Is Sitting the New Smoking? Sedentary Lifestyle May Take a Greater Toll on the Body Than You Think

Have you seen this headline, "Sitting May Be The New Smoking"? It's catchy. Makes you think ... Are they talking to me? Turns out they're talking to everyone who regularly sits for long periods of uninterrupted time (about 10 hours).

Growing research suggests the effects of sitting for long periods can be significant, including increased risk of "obesity, diabetes, cancer and early death," even for those who regularly exercise, as reported by the AARP in "Sitting: Hazardous to Your Health."

To help reduce risk, the American Institute of Cancer Research suggests getting at least 30 minutes of daily exercise, and taking several mini-breaks from sitting as part of your routine.

Just in case you need some further motivation ...

The Gawker article "Now Just Sitting Still Will Give You Cancer" reports that evidence presented at the recent American Institute for Cancer Research conference in D.C. shows "about 90,000 cases of breast and colon cancer are caused each year by people who don't get enough physical activity. [...] In a study of 123,000 people, scientists found that people sitting still tend to die sooner and that those who engage in regular physical activity."

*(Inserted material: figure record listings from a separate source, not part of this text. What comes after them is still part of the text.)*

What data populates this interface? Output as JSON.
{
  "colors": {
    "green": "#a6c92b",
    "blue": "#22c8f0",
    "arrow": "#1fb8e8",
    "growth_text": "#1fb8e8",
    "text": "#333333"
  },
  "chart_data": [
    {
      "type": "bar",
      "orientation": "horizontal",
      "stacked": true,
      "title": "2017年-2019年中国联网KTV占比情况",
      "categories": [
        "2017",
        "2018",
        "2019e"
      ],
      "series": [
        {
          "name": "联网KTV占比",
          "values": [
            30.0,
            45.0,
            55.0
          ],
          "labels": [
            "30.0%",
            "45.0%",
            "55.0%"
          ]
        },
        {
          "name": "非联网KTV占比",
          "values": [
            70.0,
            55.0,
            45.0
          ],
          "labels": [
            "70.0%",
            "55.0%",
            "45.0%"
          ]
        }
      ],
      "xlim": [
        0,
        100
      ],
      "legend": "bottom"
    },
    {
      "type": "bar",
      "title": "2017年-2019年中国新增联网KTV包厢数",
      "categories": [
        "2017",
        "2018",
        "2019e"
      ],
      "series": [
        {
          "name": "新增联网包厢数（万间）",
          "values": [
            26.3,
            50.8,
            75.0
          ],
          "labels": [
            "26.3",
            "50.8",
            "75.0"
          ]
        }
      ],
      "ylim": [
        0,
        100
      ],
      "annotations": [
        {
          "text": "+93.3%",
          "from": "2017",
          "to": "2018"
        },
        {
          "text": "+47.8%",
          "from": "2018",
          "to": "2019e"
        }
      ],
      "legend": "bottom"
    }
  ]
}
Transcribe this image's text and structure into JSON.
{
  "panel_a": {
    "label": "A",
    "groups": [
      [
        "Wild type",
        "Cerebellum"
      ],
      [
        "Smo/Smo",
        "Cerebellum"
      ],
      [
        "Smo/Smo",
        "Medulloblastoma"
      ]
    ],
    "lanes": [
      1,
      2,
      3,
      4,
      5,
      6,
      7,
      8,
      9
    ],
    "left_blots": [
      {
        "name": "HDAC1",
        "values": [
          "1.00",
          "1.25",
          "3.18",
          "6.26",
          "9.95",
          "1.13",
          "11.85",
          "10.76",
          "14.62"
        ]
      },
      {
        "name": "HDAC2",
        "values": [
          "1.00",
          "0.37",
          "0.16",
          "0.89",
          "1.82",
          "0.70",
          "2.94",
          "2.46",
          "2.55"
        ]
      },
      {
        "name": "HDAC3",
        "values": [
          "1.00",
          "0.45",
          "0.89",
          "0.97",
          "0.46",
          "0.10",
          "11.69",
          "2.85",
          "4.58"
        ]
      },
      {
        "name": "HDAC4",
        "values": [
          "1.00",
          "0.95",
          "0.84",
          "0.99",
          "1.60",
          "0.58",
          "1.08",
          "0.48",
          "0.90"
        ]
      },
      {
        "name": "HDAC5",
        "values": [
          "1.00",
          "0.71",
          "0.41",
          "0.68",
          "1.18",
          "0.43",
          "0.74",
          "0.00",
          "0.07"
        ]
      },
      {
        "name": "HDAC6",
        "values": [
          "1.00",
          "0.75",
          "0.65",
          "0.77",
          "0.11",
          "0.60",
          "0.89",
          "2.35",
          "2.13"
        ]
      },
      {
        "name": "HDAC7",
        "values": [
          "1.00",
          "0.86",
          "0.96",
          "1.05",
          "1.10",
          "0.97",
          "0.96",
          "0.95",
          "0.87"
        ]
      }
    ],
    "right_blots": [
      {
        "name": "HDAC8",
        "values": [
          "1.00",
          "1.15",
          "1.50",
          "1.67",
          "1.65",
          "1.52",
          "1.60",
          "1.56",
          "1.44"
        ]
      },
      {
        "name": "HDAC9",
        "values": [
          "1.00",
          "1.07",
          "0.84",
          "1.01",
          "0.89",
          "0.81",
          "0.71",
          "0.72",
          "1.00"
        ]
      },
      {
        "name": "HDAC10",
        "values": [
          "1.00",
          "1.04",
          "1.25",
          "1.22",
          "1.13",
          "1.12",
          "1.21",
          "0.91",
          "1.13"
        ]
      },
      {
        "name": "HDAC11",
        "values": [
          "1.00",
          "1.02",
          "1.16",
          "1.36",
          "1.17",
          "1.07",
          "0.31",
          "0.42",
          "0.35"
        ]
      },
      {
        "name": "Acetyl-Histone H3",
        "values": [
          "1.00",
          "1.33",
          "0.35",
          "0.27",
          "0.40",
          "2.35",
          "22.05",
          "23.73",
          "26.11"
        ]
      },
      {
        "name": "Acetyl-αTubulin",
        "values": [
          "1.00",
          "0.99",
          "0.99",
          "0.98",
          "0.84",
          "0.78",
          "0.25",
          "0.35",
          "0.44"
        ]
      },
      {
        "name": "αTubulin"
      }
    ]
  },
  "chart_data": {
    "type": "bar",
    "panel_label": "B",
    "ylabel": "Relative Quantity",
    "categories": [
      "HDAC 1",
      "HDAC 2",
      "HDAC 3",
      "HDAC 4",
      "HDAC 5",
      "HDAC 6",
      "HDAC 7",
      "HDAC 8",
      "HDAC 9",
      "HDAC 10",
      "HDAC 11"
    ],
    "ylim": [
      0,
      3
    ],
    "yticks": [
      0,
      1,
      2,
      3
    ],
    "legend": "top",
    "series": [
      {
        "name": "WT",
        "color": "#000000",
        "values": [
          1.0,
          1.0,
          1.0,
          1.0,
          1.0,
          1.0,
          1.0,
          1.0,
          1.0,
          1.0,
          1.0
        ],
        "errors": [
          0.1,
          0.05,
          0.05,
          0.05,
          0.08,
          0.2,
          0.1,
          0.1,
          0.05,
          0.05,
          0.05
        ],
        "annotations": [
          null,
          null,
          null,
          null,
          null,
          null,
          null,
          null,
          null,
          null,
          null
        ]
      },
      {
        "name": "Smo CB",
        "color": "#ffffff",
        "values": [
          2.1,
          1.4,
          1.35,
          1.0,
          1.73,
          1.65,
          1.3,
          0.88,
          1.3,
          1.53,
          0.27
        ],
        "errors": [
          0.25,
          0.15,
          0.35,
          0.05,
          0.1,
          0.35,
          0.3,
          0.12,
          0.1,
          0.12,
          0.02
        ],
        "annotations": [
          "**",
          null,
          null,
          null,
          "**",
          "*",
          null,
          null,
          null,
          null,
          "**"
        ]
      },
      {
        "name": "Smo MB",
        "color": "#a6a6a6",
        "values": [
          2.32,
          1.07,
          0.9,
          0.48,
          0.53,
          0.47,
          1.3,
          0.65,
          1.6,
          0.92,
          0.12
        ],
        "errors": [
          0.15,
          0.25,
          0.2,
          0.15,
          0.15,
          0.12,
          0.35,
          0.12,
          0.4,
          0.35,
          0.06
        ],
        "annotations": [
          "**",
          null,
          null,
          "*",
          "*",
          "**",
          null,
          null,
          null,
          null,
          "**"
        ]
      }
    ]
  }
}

If you're still wondering about the importance of physical exercise, you may want to take the American Institute of Cancer Research Are You Active Enough quiz online here.

Then, take a break. Get some exercise. Go outside and walk. Ride your bike. Take a brisk jog. Stand up and stretch. Dance around the office (or in the lunchroom - it's less disruptive).

There are many simple ways to add more movement into your everyday life. What works best for you? We'd love it if you'd share your suggestions for our community of readers in a comment here. Thanks!

1 comment:

Terry Zeta said...

I'm a web developer and our work really needs a lot of sitting, especially when we're on a deadline. Our only time to stand is when we need to eat and go to the cr. This really makes me bother. My family has a breast cancer history, my mother has it while she was bearing me. I'm afraid I would also have it. What can you suggest about this situation?